Father Murphy walks into a pub in Donegal, and asks the first man he meets, 'Do you want to go to heaven?'

The man said, 'I do, Father.'

The priest said, 'Then stand over there against the wall.'

Then the priest asked the second man, 'Do you want to go to heaven?'

'Certainly, Father, ' the man replied.

'Then stand over there against the wall, ' said the priest.

Then Father Murphy walked up to O'Toole and asked, 'Do you want to go to heaven?'

O'Toole said, 'No, I don't Father.'

The priest said, 'I don't believe this. You mean to tell me that when you die you don't want to go to heaven?'

O'Toole said, 'Oh, when I die, yes. I thought you were getting a group together to go right now.'

---------------------------

Paddy was in New York.

He was patiently waiting and watching the traffic cop on a busy street crossing. The cop stopped the flow of traffic and shouted, 'Okay, pedestrians.' Then he'd allow the traffic to pass.

He'd done this several times, and Paddy still stood on the sidewalk...

After the cop had shouted, 'Pedestrians!' for the tenth time, Paddy went over to him and said, 'Is it not about time ye let the Catholics across?'

-----------------------------

Gallagher opened the morning newspaper and was dumbfounded to read in the obituary column 20 that he had died.
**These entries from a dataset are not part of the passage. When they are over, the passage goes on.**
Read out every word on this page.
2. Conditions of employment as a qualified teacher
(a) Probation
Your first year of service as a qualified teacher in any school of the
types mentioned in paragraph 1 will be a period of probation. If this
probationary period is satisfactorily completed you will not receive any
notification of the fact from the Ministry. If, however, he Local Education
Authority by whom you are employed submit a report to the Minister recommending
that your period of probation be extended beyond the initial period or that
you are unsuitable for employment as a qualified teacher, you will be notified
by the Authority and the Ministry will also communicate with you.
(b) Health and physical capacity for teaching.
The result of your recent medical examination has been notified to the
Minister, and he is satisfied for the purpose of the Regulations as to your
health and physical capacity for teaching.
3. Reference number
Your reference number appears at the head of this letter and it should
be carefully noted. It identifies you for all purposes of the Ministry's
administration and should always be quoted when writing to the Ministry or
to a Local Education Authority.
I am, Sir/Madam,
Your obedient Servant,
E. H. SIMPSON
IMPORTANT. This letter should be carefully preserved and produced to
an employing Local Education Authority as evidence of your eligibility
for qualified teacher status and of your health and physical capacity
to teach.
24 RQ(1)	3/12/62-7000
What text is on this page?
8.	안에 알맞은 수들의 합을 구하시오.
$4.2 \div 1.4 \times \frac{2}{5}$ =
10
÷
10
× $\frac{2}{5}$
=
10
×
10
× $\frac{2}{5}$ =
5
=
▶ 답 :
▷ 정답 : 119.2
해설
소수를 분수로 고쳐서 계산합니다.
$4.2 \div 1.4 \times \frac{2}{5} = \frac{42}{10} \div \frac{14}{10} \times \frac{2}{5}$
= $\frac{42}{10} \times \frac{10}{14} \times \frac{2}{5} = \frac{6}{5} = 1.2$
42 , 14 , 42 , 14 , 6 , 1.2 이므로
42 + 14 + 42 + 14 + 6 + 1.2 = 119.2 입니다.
He quickly phoned his best friend, Finney.

'Did you see the paper?' asked Gallagher. 'They say I died!!'

'Yes, I saw it!' replied Finney. 'Where are ye callin' from?'

----------------------------

An Irish priest is driving down to New York and gets stopped for speeding in Connecticut. The state trooper smells alcohol on the priest's breath and then sees an empty wine bottle on the floor of the car.

He says, 'Sir, have you been drinking?'

'Just water, ' says the priest.

The trooper says, 'Then why do I smell wine?'

The priest looks at the bottle and says, 'Good Lord! He's done it again!'

-------------------------

Walking into the bar, Mike said to Charlie the bartender, 'Pour me a stiff one - just had another fight with the little woman.'

'Oh yeah?' said Charlie, 'And how did this one end?'

'When it was over, ' Mike replied, 'She came to me on her hands and knees.'

'Really, ' said Charles, 'Now that's a switch! What did she say?'

She said, 'Come out from under the bed, you little chicken.'

---------------------------

Patton staggered home very late after another evening with his drinking buddy, Paddy. He took off his shoes to avoid waking his wife, Kathleen.

He tiptoed as quietly as he could toward the stairs leading to their upstairs bedroom, but misjudged the bottom step. As he caught himself by grabbing the banister, his body swung around and he landed heavily on his rump. A whiskey bottle in each back pocket broke and made the landing especially painful.

Managing not to yell, Patton sprung up, pulled down his pants, and looked in the hall mirror to see that his butt cheeks were cut and bleeding. He managed to quietly find a full box of Band-Aids and began putting a Band-Aid as best he could on each place he saw blood.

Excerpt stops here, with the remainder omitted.